Location
- Thorpe Road Staines, TW18 3HJ England
- Coordinates: 51°25′40″N 0°31′18″W﻿ / ﻿51.42779°N 0.52164°W

Information
- Former name: The Egham Hythe Secondary Modern School
- Type: Academy
- Motto: "Respect, Learn, Aspire, Achieve"
- Established: 2011 (as academy)
- Local authority: Surrey
- Specialist: Technology and IT
- Department for Education URN: 137116 Tables
- Ofsted: Reports
- Principal: Craig Adams
- Gender: Coeducational
- Age: 11 to 16
- Enrolment: 1077
- Capacity: 1275
- Houses: Magna, Abbey, Bridge and Thames
- Colours: Red, yellow, green, blue
- Website: mcs-unity.co.uk

= The Magna Carta School =

The Magna Carta School is an 11-16 academy school in Staines, England, which has been awarded specialisms in Technology and ICT. It is named after Magna Carta due to its proximity to Runnymede, where the document was signed.

== History ==
The school is an academy conversion. It was officially opened on 1 August 2011.

In 2016, students at the school drew up a young people's manifesto to present to MPs after many of the students' homes were hit by severe floods in 2013-14. The students asked for "clearer warnings, grants for defences, help for vulnerable people and pets, and fairer insurance."

In 2023, Raac was found in some of the school's buildings. The school remained open and received funding to mitigate the cost of repair work.

==Achievements==
The school was awarded Artsmark Gold status in June 2010 and several student representatives attended an Arts Council England ceremony in Brighton.

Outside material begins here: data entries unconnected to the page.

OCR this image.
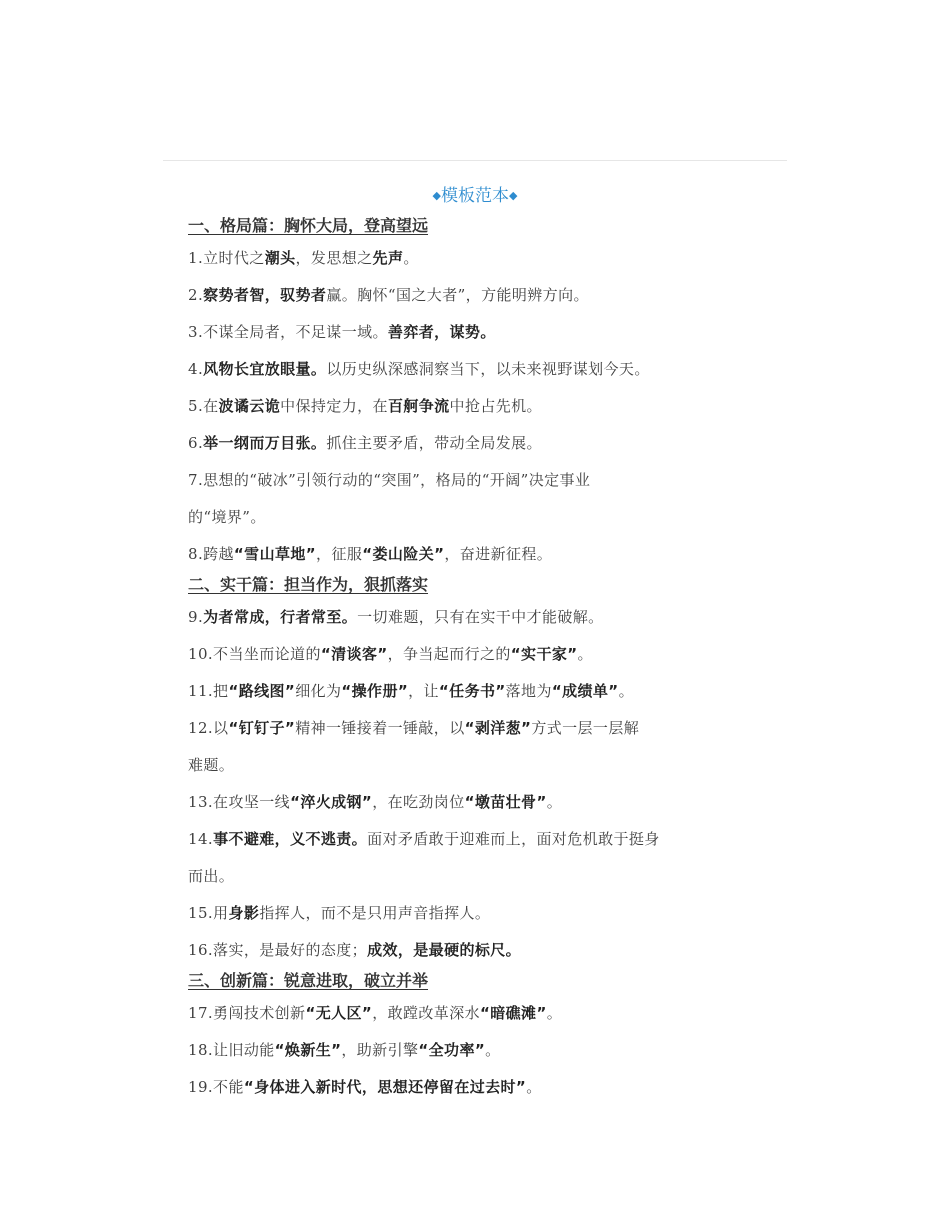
◆模板范本◆
一、格局篇：胸怀大局，登高望远
1.立时代之潮头，发思想之先声。
2.察势者智，驭势者赢。胸怀“国之大者”，方能明辨方向。
3.不谋全局者，不足谋一域。善弈者，谋势。
4.风物长宜放眼量。以历史纵深感洞察当下，以未来视野谋划今天。
5.在波谲云诡中保持定力，在百舸争流中抢占先机。
6.举一纲而万目张。抓住主要矛盾，带动全局发展。
7.思想的“破冰”引领行动的“突围”，格局的“开阔”决定事业
的“境界”。
8.跨越“雪山草地”，征服“娄山险关”，奋进新征程。
二、实干篇：担当作为，狠抓落实
9.为者常成，行者常至。一切难题，只有在实干中才能破解。
10.不当坐而论道的“清谈客”，争当起而行之的“实干家”。
11.把“路线图”细化为“操作册”，让“任务书”落地为“成绩单”。
12.以“钉钉子”精神一锤接着一锤敲，以“剥洋葱”方式一层一层解
难题。
13.在攻坚一线“淬火成钢”，在吃劲岗位“墩苗壮骨”。
14.事不避难，义不逃责。面对矛盾敢于迎难而上，面对危机敢于挺身
而出。
15.用身影指挥人，而不是只用声音指挥人。
16.落实，是最好的态度；成效，是最硬的标尺。
三、创新篇：锐意进取，破立并举
17.勇闯技术创新“无人区”，敢蹚改革深水“暗礁滩”。
18.让旧动能“焕新生”，助新引擎“全功率”。
19.不能“身体进入新时代，思想还停留在过去时”。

The school became the first Apple RTC (Regional Training Centre) in Surrey in 2010; this included a new Apple suite with the introduction of high definition video conferencing for national/international interactive learning.

==Notable alumni==
- Harvey Elliott (attended Magna Carta 2014–2016), a footballer for Liverpool FC. Elliott made his first-team debut in September 2018, becoming the youngest player to play in the EFL Cup, aged 15 years and 174 days.
- Matt Lapinskas, a former pupil, was an actor in EastEnders, playing the part of Anthony Moon. He judges the yearly competition "Magna's Got Talent" at the school
- Mykola Pawluk, television video editor and two-times BAFTA nominee.
- Billy Reeves, songwriter and BBC journalist, who wrote hits for Sophie Ellis-Bextor in her first band theaudience.
- Alice Upcott and Edward Upcott and their team from Spelbound, won Britain's Got Talent on UK TV in 2010.

==Solar Panels==
The school has a MaidEnergy Co-op Community-owned solar panel installation, producing lower carbon power to the school, at a discount price compared to power from the network.